Il Pew Center, importante centro di studi statistici, ha monitorato per diversi anni quello che pensano gli americani su diverse questioni. Sul matrimonio gay, per esempio, le rilevazioni del Pew rivelano che ormai la maggioranza, il 55 per cento, è nettamente schierata a favore, mentre solo il 39 per cento è contrario (in mezzo ci sono gli indecisi). Quello che è interessante è che la divisione è fortemente generazionale. Con i Millennial di qualsiasi schieramento politico su posizioni molto più liberali dei loro compagni di partito over-35. Il 58 per cento dei Repubblicani giovani, nati dopo il 1980, sostiene le nozze tra persone dello stesso sesso: la maggioranza, e una percentuale superiore rispetto alla popolazione generale. Sulla questione, inoltre, il divario tra Repubblicani e Democratici si riduce con l’età: tra i Millennial è di venti punti, tra i baby boomer 37.

pot

Tema ancora più generazionale: la cannabis. Il 63 per cento dei Repubblicani con meno di 35 anni è favorevole alla legalizzazione: qui il dato più interessante è che la percentuale non solo rappresenta una maggioranza netta, ma che il sostegno alla depenalizzazione della marijuana è più diffuso tra i Millennial Repubblicani che tra i Democratici della generazione immediatamente precedente (soltanto il 61 per cento dei Democrat nati tra il 1965 e il 1980 è favorevole).

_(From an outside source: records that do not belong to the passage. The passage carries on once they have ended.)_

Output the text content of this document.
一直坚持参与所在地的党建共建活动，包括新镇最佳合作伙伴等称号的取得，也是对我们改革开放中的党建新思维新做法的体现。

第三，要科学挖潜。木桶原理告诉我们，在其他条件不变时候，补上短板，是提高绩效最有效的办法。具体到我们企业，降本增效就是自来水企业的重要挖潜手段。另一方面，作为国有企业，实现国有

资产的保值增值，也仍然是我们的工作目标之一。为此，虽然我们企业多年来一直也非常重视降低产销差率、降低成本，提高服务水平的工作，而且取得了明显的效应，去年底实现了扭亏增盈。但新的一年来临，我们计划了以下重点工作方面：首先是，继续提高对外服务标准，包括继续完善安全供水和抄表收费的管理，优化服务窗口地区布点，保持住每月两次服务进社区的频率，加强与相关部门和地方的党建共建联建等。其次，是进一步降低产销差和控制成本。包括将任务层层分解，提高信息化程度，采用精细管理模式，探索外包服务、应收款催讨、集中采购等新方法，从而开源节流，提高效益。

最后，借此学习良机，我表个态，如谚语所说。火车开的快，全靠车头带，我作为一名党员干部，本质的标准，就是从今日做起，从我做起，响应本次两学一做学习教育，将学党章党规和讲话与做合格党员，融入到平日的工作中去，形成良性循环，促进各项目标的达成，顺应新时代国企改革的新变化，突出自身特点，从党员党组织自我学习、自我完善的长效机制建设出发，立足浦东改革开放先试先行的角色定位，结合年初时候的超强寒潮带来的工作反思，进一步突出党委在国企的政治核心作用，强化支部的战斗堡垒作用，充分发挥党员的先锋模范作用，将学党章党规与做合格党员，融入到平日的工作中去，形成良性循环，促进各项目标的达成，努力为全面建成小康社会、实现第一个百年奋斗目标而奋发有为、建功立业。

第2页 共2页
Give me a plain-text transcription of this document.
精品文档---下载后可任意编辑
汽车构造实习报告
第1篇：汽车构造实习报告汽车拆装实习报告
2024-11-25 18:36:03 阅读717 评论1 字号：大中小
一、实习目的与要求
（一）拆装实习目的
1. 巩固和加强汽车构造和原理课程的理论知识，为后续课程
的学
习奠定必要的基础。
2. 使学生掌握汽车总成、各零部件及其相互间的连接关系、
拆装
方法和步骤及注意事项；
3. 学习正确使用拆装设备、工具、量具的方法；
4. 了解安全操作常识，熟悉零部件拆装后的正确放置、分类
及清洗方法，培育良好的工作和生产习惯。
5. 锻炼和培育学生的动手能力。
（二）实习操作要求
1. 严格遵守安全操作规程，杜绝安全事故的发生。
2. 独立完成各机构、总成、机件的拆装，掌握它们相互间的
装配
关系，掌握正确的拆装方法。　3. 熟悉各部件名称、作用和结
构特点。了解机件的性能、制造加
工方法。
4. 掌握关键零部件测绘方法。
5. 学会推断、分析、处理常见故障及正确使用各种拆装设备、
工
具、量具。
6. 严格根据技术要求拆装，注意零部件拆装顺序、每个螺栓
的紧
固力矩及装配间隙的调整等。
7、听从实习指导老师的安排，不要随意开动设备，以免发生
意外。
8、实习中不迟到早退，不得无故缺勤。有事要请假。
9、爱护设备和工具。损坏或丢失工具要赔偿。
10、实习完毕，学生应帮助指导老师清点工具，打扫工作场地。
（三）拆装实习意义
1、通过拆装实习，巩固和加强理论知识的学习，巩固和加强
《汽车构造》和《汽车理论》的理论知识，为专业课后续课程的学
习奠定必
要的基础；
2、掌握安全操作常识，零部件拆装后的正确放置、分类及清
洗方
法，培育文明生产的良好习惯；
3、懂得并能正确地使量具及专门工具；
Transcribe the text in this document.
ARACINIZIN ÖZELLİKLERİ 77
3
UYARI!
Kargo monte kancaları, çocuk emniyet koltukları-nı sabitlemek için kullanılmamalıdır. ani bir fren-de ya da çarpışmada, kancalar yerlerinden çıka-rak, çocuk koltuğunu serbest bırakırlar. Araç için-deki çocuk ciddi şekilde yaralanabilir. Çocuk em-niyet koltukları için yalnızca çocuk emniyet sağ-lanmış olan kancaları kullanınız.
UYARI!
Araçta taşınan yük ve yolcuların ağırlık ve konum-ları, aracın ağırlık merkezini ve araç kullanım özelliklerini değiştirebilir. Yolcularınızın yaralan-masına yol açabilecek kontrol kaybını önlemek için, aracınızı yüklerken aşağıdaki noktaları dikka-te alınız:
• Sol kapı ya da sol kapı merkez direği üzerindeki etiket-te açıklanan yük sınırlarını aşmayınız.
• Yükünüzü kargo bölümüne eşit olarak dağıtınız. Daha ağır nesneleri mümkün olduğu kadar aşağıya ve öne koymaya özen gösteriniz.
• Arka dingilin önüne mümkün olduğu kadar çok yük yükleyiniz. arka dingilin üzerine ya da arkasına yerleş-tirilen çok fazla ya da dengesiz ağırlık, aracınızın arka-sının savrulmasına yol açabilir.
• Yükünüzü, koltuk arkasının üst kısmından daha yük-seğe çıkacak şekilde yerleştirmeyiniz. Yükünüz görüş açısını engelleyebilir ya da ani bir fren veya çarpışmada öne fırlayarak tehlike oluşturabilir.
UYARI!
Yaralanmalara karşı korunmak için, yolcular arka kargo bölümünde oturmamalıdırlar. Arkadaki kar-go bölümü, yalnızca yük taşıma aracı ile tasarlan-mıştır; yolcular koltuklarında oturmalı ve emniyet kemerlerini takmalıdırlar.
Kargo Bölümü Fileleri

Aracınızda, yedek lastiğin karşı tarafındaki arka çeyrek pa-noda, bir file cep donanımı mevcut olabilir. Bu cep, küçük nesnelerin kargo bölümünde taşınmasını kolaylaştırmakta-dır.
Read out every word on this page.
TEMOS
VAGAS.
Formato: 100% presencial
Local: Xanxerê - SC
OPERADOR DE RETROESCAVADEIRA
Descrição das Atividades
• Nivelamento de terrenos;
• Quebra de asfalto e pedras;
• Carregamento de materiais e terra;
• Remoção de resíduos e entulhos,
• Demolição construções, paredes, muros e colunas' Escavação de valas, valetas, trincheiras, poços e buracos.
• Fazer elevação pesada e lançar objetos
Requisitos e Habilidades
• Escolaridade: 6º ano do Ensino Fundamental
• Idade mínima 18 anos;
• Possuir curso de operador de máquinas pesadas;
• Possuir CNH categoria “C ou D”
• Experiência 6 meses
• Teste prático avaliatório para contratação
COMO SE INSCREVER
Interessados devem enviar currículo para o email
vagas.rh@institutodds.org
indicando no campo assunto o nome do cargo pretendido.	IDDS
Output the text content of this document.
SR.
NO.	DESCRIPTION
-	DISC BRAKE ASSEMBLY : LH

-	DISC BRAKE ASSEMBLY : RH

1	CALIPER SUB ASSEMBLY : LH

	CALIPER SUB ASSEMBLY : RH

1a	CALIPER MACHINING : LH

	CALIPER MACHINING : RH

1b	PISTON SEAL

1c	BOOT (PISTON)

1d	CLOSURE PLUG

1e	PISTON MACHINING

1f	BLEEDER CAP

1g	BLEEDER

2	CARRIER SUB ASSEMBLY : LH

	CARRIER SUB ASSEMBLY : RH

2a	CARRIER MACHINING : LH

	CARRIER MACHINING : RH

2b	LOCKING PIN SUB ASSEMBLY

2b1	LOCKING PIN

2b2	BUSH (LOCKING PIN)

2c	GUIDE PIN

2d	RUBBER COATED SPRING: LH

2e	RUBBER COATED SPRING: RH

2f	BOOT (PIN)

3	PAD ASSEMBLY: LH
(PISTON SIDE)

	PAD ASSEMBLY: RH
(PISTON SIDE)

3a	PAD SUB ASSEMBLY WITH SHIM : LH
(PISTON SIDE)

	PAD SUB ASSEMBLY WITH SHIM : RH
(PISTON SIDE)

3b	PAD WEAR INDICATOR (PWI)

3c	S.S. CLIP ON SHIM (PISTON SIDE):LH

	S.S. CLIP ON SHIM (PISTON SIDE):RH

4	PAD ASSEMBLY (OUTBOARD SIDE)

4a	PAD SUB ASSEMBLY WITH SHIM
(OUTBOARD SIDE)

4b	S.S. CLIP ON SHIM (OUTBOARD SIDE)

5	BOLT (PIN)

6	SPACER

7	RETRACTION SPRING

Forse la simpatia della sinistra di governo per movimenti come Occupy e Black Lives Matter si affievolirà, e come ai tempi di Bill Clinton il partito potrà revocare la politica “no enemies to the left”. Ma su i temi delle libertà individuali non si potrà tornare indietro. Il dibattito c’è stato, si è concluso, la sinistra ha vinto.

Hillary Clinton parla al Broward College Hugh Adams, in Florida (Foto di Joe Raedle/Getty Images). Una studentessa dell’università della Georgia fa campagna per Clinton (Foto di Jessica McGowan/Getty Images)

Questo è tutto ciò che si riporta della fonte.